Once upon a time, there was a girl called Regina. She was very beautiful with tight curls of auburn hair and shining bright eyes. Everyone adored her and not just people, the spirits and faeries of Russia, her homeland, loved Regina as well and blessed her with an ability to play the piano and all manner of other musical instruments. In fact, Regina could even make a stick and chair into a musical instrument.

Regina moved from Russia to New York where she was taught to play the classical piano, and play it very well she did. She would work very hard until she could play even the most difficult part. But she also wrote poetry, and strange poetry it was. Her poetry was at once both bright and dark and both funny and sad, and was peopled with sailors and gravediggers and cursers and the cursed.

One day, a friend suggested Regina should put her poetry to piano music. At first Regina didn't think this was possible, "I can't put my poetry to music, music is written by other people for concertos and recitals". But then she tried it. "I can put my poetry to music", she realised. And so Regina became a songwriter. She worked hard and travelled around New York and the area playing the piano and singing songs about lovers and unhappy mothers, and sons who loved their mothers too much, and songs about women who would rather ride a limousine than pay for lifesaving chemo, and naturally she wrote songs about gravediggers.

After a while, she made a record, which she sold at her shows in New York and thereabouts. And people liked her record. So she made another one, and then another. And when she had made the third record, people realised that she was so good, people all around the world would want to hear her record. And so, Soviet Kitsch was given to the people of Britain in 2004. And Regina came to Britain and played to the people there, and like the people in New York and the spirits and the faeries who blessed her as a babe, the people of Britain loved her. They loved her old songs too, but couldn't get them (except streamed on the internet).

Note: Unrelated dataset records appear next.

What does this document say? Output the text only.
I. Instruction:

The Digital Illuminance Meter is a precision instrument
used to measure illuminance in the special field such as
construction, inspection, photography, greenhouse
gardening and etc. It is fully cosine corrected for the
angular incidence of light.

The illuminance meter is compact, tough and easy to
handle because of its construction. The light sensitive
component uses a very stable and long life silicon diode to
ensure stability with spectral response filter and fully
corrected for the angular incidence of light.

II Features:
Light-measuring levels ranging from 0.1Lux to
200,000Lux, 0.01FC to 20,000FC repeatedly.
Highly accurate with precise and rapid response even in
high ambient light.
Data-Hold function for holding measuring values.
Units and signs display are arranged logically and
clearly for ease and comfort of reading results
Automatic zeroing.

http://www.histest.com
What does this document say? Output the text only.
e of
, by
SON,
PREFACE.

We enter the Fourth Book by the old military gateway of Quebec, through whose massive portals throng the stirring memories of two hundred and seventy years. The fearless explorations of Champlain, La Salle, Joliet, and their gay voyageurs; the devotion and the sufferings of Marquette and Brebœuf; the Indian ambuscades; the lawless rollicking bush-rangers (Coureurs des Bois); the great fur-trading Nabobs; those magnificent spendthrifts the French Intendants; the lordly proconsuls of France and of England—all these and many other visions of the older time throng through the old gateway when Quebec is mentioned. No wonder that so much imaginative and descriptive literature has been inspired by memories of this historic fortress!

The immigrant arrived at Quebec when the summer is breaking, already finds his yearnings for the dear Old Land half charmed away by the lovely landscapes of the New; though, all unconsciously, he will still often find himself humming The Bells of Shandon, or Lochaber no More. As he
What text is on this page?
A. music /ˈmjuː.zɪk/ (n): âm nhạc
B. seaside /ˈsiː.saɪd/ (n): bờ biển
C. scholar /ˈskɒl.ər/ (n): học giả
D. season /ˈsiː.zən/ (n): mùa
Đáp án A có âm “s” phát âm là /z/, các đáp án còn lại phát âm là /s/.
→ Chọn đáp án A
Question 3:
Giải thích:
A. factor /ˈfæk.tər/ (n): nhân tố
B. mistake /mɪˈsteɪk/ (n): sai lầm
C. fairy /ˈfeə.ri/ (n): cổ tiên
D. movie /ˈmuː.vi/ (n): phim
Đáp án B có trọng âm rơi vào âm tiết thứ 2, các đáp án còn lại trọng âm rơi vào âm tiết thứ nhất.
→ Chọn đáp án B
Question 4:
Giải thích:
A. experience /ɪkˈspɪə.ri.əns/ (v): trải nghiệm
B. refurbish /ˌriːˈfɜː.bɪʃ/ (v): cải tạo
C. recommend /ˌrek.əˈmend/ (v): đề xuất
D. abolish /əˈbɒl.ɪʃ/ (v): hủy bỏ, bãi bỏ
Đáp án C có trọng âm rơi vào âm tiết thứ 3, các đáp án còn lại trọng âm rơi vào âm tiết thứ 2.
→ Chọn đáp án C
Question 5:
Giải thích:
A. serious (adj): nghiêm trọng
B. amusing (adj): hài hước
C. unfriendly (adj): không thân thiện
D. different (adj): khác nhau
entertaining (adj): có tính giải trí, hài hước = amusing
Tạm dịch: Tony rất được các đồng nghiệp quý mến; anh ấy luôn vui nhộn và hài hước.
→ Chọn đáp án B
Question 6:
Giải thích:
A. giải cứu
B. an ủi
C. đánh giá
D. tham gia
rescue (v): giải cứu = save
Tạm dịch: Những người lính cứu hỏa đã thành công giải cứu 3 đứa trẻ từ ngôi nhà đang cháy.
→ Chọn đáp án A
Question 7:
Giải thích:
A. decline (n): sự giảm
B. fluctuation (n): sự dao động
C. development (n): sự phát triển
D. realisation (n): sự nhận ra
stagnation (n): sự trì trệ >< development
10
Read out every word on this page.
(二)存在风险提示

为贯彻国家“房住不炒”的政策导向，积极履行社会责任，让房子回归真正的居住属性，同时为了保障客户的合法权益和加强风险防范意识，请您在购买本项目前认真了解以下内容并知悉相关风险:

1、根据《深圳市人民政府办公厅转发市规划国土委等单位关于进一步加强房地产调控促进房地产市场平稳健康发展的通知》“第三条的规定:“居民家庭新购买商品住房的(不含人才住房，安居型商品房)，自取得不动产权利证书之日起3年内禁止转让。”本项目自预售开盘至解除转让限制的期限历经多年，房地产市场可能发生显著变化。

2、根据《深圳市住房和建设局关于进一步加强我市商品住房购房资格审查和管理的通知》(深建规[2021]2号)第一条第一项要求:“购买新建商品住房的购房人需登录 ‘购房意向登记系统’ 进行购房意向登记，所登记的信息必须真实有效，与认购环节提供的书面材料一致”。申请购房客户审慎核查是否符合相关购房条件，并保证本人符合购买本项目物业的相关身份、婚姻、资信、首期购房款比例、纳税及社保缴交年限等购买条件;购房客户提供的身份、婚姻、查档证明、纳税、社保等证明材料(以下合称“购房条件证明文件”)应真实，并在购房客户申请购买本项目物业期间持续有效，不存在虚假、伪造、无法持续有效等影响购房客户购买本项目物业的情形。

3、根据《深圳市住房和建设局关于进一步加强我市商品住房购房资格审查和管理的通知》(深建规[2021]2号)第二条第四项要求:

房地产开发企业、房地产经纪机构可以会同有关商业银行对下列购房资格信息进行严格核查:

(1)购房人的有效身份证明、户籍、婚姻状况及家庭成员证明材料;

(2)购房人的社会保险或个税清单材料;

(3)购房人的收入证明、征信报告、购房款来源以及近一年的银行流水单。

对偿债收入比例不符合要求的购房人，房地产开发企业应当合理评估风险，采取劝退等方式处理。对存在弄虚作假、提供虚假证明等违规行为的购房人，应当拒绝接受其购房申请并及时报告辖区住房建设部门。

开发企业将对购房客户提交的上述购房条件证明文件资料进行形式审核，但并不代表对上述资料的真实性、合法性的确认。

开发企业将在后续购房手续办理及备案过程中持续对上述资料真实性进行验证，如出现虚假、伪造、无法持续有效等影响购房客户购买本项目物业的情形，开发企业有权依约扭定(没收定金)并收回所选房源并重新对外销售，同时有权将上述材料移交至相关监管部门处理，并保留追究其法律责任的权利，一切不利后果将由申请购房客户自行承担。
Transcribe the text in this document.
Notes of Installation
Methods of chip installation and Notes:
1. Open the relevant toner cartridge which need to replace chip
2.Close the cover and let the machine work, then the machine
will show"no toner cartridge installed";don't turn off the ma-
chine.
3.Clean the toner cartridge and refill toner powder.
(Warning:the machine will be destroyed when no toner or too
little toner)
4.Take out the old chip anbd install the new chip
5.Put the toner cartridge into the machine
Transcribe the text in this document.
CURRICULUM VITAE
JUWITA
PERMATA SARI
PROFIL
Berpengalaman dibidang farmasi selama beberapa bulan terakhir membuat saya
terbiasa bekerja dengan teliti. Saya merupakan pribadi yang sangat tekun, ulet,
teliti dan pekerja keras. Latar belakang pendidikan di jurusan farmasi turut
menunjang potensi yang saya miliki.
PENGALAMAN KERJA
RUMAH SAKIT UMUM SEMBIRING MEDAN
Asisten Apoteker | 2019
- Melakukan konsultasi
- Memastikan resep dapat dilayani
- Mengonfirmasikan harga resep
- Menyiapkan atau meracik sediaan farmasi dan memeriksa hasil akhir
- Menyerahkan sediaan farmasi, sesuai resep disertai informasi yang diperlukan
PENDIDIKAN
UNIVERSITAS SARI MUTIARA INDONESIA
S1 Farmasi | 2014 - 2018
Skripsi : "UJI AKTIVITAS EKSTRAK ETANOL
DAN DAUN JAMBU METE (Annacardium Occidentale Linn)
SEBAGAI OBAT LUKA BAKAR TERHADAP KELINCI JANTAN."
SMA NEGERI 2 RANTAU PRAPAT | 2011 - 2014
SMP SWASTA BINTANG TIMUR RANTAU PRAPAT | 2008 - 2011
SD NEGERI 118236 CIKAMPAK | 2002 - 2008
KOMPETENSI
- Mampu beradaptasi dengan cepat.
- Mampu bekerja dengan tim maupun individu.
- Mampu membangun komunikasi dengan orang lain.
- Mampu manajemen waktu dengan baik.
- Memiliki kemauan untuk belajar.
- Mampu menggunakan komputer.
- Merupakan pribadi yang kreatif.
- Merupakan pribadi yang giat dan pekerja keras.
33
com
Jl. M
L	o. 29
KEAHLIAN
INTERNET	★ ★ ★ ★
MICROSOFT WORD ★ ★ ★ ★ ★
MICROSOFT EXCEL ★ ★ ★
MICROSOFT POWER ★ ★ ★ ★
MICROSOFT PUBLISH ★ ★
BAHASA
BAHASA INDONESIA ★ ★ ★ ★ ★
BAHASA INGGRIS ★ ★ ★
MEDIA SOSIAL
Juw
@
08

Regina had made friends with two young men at a record label in the British village of London who said, "Regina, why not make a compilation of your first three albums for the people of Britain, they will love that?" And so, the girl with tight curls from Russia released a selection of songs, some of which were written when she was young and some after she had grown up a bit. They told old stories and new stories, and some were childish and naïve, and some with Dr Seuss like efficiency could sum up a character using only about twenty different words. The best songs were as good as anything people had heard for a very long time and the worst songs were all part of Regina, and that, as we know by now boys and girls, is one of the most loveable things in the world.

Not everyone liked Regina; some people were too cynical, or too old in the head, or too into men with beards and loosely strung guitars to appreciate her knowingly innocent charms. But that was their loss, because Regina and the people who liked her lived happily ever after. And everyone else decided that they quite liked Dido really and bought a coffee table.